Jamais fora jogar em um cassino em Las Vegas e perdera uma fortuna, nem fizera um cruzeiro marítimo a bordo de um navio de vinte e seis andares ao redor das ilhas gregas, tampouco tivera em sua cama duas capas de Playboy ao mesmo tempo. Pra ser franco, não tivera nenhuma, e só subira em um navio quando resolveu passear com a patroa no Cisne Branco na orla do Guaíba, e isso já tinha alguns anos, e a maior aposta que fizera na vida fora abandonar o exército para se tornar escriturário, o que, no final das contas, fora uma aposta que ele ganhou.
Se o emprego não era, nem de longe, dos mais atrativos, o Parreira, unindo a disciplina militar à qual se afeiçoara ao longo de seis anos na corporação, a tirou de letra, e galgou os degraus da função até se tornar escriturário chefe da repartição, e pouco tempo depois, da região.
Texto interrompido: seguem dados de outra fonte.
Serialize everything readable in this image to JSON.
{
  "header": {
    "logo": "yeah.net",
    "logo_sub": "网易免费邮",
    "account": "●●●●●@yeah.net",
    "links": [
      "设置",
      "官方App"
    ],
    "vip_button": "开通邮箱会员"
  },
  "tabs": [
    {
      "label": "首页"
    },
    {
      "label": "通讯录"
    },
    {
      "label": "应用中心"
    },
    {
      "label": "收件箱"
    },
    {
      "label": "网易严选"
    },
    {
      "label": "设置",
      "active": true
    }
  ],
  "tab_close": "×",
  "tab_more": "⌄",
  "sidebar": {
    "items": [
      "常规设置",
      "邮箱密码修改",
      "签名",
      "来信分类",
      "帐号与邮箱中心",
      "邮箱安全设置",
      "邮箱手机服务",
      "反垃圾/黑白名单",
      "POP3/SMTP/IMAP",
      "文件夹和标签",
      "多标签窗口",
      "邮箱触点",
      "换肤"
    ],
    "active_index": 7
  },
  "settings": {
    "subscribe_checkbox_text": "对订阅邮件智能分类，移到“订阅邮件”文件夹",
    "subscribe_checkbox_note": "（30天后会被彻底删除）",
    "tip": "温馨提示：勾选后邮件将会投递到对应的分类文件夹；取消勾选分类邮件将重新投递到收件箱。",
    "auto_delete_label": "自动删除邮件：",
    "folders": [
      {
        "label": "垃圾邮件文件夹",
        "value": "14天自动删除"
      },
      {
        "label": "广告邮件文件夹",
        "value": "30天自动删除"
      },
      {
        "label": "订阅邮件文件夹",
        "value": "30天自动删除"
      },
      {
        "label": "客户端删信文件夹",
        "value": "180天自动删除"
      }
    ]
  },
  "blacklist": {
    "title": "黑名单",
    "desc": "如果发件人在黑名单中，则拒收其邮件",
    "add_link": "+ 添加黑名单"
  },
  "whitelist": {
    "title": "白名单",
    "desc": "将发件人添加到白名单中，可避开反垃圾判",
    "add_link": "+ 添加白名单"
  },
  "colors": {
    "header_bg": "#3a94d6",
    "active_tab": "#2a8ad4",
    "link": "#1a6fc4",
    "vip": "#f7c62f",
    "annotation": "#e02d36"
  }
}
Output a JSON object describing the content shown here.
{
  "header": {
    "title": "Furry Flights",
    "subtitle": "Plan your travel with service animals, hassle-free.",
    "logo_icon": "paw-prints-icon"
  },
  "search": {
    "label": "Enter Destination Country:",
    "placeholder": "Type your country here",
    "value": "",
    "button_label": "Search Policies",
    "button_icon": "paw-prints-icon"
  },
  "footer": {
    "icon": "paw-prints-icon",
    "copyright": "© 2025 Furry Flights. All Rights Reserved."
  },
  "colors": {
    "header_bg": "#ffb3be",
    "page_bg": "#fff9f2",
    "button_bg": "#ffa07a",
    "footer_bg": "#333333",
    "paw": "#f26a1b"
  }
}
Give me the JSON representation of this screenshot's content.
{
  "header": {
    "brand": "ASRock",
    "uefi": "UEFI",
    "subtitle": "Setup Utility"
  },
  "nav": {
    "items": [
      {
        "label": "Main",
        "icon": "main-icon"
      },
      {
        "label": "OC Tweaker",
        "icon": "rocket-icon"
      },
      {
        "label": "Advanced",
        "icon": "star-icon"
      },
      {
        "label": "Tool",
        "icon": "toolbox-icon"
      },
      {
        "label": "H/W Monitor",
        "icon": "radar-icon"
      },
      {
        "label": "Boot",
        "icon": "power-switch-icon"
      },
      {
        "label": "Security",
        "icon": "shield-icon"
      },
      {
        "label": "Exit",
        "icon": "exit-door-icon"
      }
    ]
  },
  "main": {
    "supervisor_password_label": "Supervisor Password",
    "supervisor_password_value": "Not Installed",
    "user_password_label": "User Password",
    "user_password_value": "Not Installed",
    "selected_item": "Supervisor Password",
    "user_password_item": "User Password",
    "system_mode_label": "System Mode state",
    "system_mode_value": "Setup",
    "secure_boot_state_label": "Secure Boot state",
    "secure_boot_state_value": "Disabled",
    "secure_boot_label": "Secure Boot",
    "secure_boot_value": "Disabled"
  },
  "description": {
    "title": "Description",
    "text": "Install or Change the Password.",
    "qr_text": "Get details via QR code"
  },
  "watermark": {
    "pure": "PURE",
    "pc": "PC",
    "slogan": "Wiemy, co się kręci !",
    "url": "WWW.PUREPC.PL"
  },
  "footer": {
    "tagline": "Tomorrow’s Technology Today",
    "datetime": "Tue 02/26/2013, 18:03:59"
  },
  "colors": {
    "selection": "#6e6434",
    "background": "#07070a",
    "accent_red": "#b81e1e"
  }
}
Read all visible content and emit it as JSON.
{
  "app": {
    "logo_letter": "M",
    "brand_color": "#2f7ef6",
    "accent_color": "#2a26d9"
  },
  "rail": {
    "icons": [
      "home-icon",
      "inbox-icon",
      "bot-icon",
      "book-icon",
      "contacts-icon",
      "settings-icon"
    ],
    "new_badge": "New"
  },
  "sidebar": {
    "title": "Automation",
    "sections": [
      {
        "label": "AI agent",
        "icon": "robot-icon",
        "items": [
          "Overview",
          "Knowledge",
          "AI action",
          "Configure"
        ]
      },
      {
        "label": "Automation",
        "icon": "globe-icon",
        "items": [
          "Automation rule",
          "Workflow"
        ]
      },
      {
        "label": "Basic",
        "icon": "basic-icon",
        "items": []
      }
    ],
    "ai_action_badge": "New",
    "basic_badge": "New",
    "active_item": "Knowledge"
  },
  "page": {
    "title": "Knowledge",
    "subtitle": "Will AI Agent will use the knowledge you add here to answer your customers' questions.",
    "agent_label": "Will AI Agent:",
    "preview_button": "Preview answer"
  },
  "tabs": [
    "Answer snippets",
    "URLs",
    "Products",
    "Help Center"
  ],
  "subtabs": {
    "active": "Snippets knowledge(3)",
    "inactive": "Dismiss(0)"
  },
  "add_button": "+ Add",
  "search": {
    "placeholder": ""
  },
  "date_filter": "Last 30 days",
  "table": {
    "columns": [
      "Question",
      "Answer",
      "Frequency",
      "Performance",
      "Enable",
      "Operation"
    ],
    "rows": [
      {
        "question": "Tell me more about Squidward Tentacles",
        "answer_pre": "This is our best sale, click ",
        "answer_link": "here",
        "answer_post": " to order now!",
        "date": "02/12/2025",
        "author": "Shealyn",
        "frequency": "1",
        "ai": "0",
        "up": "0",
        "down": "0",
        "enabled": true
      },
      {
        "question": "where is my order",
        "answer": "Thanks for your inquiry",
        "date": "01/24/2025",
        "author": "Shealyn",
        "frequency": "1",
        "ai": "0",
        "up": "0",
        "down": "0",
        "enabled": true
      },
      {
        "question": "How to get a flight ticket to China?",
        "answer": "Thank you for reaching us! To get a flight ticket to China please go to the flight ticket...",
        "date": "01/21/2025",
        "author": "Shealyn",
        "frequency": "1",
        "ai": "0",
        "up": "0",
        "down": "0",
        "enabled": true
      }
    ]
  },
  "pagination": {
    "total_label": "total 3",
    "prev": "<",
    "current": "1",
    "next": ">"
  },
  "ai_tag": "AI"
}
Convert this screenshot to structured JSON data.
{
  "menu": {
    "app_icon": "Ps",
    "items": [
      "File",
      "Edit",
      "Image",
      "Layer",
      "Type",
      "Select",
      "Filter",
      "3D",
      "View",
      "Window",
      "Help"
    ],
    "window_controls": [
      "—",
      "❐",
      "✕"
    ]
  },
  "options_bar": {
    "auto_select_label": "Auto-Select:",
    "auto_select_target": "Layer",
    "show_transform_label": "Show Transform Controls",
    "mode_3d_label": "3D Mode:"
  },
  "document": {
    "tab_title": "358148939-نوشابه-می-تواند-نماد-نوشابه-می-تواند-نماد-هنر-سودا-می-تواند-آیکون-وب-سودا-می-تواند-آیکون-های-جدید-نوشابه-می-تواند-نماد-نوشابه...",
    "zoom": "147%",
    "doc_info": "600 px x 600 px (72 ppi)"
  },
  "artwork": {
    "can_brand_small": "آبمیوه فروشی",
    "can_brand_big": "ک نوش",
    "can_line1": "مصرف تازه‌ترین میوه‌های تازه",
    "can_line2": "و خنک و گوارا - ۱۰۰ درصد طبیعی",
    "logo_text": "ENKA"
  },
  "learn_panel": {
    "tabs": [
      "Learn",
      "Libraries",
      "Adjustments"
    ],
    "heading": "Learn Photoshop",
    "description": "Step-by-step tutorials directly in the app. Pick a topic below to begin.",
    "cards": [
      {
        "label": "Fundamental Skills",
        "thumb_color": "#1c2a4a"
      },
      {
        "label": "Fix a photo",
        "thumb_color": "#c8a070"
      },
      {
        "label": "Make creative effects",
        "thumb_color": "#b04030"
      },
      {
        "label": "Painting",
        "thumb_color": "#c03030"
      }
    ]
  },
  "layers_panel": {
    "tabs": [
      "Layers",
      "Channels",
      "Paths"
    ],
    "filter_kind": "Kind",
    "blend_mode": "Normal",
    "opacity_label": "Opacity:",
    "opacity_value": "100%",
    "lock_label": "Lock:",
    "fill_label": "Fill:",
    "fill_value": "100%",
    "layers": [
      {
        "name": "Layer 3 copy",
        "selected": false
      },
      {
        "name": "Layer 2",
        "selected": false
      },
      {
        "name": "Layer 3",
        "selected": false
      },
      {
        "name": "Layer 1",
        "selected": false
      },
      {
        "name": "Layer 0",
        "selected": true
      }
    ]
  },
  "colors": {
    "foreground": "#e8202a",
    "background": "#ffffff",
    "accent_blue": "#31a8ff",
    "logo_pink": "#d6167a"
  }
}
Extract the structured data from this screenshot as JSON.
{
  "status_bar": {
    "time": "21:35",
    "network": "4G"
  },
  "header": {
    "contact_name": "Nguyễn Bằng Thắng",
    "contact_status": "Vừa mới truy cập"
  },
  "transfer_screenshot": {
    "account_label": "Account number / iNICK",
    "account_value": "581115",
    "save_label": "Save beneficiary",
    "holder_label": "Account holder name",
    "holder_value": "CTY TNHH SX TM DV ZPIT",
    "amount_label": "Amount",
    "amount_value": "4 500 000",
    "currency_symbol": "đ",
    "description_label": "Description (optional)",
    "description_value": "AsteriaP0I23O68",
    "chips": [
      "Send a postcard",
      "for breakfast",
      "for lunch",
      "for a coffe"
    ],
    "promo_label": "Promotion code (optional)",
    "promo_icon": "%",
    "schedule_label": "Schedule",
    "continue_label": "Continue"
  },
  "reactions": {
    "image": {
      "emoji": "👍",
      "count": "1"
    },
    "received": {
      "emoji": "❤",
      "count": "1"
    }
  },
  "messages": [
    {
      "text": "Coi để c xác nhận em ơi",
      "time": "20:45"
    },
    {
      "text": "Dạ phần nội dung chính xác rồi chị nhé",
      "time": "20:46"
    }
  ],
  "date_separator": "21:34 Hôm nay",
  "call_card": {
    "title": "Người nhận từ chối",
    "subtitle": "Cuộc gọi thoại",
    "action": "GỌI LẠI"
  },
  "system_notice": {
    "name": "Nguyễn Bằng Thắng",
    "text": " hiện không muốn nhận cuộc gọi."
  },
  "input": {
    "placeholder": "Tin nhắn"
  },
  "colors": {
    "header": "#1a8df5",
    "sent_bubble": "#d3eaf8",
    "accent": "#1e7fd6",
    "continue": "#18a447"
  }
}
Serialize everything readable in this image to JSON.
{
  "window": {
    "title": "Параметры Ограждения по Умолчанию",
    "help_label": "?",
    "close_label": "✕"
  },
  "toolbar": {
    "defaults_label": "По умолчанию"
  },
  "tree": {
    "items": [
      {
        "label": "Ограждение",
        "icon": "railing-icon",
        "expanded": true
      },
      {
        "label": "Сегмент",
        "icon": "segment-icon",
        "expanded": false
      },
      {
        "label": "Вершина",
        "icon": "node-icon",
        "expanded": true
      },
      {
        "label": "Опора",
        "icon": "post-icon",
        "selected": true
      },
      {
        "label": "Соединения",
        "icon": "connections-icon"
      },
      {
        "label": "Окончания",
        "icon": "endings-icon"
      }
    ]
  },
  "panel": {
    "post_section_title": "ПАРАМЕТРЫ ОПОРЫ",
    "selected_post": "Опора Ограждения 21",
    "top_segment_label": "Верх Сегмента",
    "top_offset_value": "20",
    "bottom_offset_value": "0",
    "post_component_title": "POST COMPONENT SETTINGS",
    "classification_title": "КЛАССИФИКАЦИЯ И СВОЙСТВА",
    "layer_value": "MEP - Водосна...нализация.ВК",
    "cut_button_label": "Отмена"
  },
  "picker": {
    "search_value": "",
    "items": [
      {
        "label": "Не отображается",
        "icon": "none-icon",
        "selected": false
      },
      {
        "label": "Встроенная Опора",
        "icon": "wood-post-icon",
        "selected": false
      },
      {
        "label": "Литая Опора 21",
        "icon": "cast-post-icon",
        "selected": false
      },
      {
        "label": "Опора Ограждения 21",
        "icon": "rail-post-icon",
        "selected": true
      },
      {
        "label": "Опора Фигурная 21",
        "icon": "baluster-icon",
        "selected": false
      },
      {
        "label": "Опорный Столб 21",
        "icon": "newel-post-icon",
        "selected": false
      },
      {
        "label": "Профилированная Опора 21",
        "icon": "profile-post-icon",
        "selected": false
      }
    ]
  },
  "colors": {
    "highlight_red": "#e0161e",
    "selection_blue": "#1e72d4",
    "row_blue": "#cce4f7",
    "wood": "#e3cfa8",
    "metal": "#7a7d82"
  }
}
Se aposentaria nessa função, e receberia uma aposentadoria digna que permitiria, quem sabe, fazer o tal cruzeiro com sua esposa, a Neyde, sua parceira de mais de trinta anos de luta diária com quem construíra uma vida, um lar e uma família.
Seu Parreira tivera, com Neyde, três filhos.
O mais velho, Oscar, formara-se engenheiro e seguira carreira militar, era capitão da aeronáutica e chegara a flertar com a aviação civil em face da iminente aposentadoria da frota da FAB, mas fora dissuadido por seu Parreira, que o aconselhou a segurar as pontas e continuar sendo um militar, que era um futuro muito mais garantido, considerando-se a baderna que era o mercado aéreo brasileiro. Oscar seguira o conselho do pai, permaneceu firme na Força Aérea, e, recém casado com uma boa moça que conhecera na Bahia, a Roselis, já preparava um primeiro neto para o Parreira.
O do meio, Adhemar, era um moleque rebelde. Queria ser jogador de futebol e odiava a escola. Seu Parreira, ao custo de muito esforço, conseguiu obrigar o fedelho a concluir o ensino médio e cursar, pelo menos educação física na universidade, pra ter um ofício caso o seu futebol fosse menor do que ele supunha. Provou-se certo. Adhemar não era tão bom de bola quanto imaginava, e se não fosse a faculdade, poderia ter ficado muito tempo desempregado. Mas não. Assim que percebeu que suas maiores glórias no esporte seriam nas peladas de final de semana, abraçara a carreira de educador físico. Mais que isso, cursara fisioterapia e tornou-se preparador físico de um bem conceituado clube de vôlei de Santa Catarina. Longe de ser o que Parreira queria, ao menos ainda era uma vida digna e que o moleque construíra por si próprio, com o pai apenas ajudando-o a dar o primeiro passo
Seu Parreira tinha ainda outro tesouro edificado junto à Neyde. Juliana. Sua princesinha, como não podia deixar de ser. A filha mais nova tinha o belo nariz e o sorriso de Neyde, mas herdara os cabelos escuros e os olhos claros da família de Parreira. Era alta, esguia e bonita como deveriam ser todas as moças de dezenove anos. Ainda era aplicada, tirava boas notas, estudava, queria ser geóloga e trabalhar com extrativismo mineral, o que em tempos de pré-sal e da companhia de extrativismo daqueles ricaços cujos filhos matam todo mundo lá no centro do país era certeza de escolha acertada.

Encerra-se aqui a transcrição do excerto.